I almost forgot that Cara was the leader of the Allegiant, before we left. Now I’m not sure she cares whether the factions survive or not, but she still cares about the people. I can tell by the way she watches the screens, eager but afraid.
Even over the chatter of the people around us, I hear the gunfire when it starts, just snaps and claps in the microphones. I tap the glass in front of me a few times, and the camera angle switches to one inside the building the invaders have just forced their way into. On a table within is a pile of small boxes—ammunition—and a few pistols. It’s nothing compared to the guns the people here have, in all their abundance, but in the city, I know it’s valuable.

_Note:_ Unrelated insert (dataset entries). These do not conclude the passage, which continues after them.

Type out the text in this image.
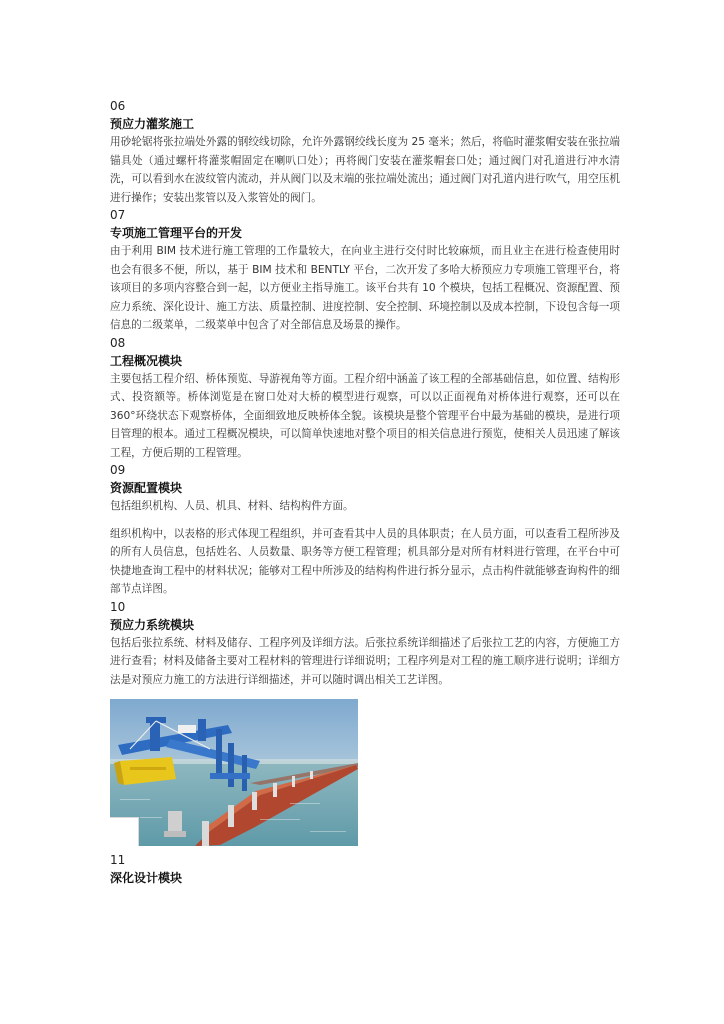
06
预应力灌浆施工

用砂轮锯将张拉端处外露的钢绞线切除，允许外露钢绞线长度为 25 毫米；然后，将临时灌浆帽安装在张拉端锚具处（通过螺杆将灌浆帽固定在喇叭口处）；再将阀门安装在灌浆帽套口处；通过阀门对孔道进行冲水清洗，可以看到水在波纹管内流动，并从阀门以及末端的张拉端处流出；通过阀门对孔道内进行吹气，用空压机进行操作；安装出浆管以及入浆管处的阀门。

07
专项施工管理平台的开发

由于利用 BIM 技术进行施工管理的工作量较大，在向业主进行交付时比较麻烦，而且业主在进行检查使用时也会有很多不便，所以，基于 BIM 技术和 BENTLY 平台，二次开发了多哈大桥预应力专项施工管理平台，将该项目的多项内容整合到一起，以方便业主指导施工。该平台共有 10 个模块，包括工程概况、资源配置、预应力系统、深化设计、施工方法、质量控制、进度控制、安全控制、环境控制以及成本控制，下设包含每一项信息的二级菜单，二级菜单中包含了对全部信息及场景的操作。

08
工程概况模块

主要包括工程介绍、桥体预览、导游视角等方面。工程介绍中涵盖了该工程的全部基础信息，如位置、结构形式、投资额等。桥体浏览是在窗口处对大桥的模型进行观察，可以以正面视角对桥体进行观察，还可以在 360°环绕状态下观察桥体，全面细致地反映桥体全貌。该模块是整个管理平台中最为基础的模块，是进行项目管理的根本。通过工程概况模块，可以简单快速地对整个项目的相关信息进行预览，使相关人员迅速了解该工程，方便后期的工程管理。

09
资源配置模块

包括组织机构、人员、机具、材料、结构构件方面。

组织机构中，以表格的形式体现工程组织，并可查看其中人员的具体职责；在人员方面，可以查看工程所涉及的所有人员信息，包括姓名、人员数量、职务等方便工程管理；机具部分是对所有材料进行管理，在平台中可快捷地查询工程中的材料状况；能够对工程中所涉及的结构构件进行拆分显示，点击构件就能够查询构件的细部节点详图。

10
预应力系统模块

包括后张拉系统、材料及储存、工程序列及详细方法。后张拉系统详细描述了后张拉工艺的内容，方便施工方进行查看；材料及储备主要对工程材料的管理进行详细说明；工程序列是对工程的施工顺序进行说明；详细方法是对预应力施工的方法进行详细描述，并可以随时调出相关工艺详图。

11
深化设计模块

Several men and women with factionless armbands guard the table, but they are falling fast, outnumbered by the Allegiant. I recognize a familiar face among them—Zeke, slamming the butt of his gun into a factionless man’s jaw. The factionless are overcome within two minutes, falling to bullets I see only when they’re already buried in flesh. The Allegiant spread through the room, stepping over bodies like they are just more debris, and gather everything they can. Zeke piles stray guns on the table, a hard look on his face that I’ve only seen a few times.
He doesn’t even know what happened to Uriah.
The woman at the desk taps the screen in a few places. On one of the smaller screens above her is an image—a piece of the surveillance footage we just watched, frozen at a particular moment in time. She taps again, and the image moves closer to its targets, a man with close-cropped hair and a woman with long, dark hair covering one side of her face.
Marcus, of course. And Johanna—carrying a gun.
“Between them, they have managed to rally most of the loyal faction members to their cause. Surprisingly, though, the Allegiant still don’t outnumber the factionless.” The woman leans back in her chair and shakes her head. “There were far more factionless than we ever anticipated. It’s difficult to get an accurate population count on a scattered population, after all.”
“Johanna? Leading a rebellion? With a weapon? That makes no sense,” Caleb says.
Johanna told me once that if the decisions had been up to her, she would have supported action against Erudite instead of the passivity the rest of her faction advocated. But she was at the mercy of her faction and their fear. Now, with the factions disbanded, it seems she has become something other than the mouthpiece of Amity or even the leader of the Allegiant. She has become a soldier.
“Makes more sense than you’d think,” I say, and Cara nods along with my words.
I watch them empty the room of weapons and ammunition and move on, fast, scattering like seeds on the wind. I feel heavier, like I am bearing a new burden. I wonder if the people around me—Cara, Christina, Peter, even Caleb—feel the same way. The city, our city, is even closer to total destruction than it was before.
We can pretend that we don’t belong there anymore, while we’re living in relative safety in this place, but we do. We always will.
Chapter thirty-six
IT’S DARK AND snowing when we drive up to the entrance of the compound. The flakes blow across the road, as light as powdered sugar. It’s just an early autumn snow; it will be gone in the morning. I take off my bulletproof vest as soon as I get out, and offer it to Amar along with my gun. I’m uncomfortable holding it now, and I used to think that my discomfort would go away with time, but now I’m not so sure. Maybe it never will, and maybe that’s all right.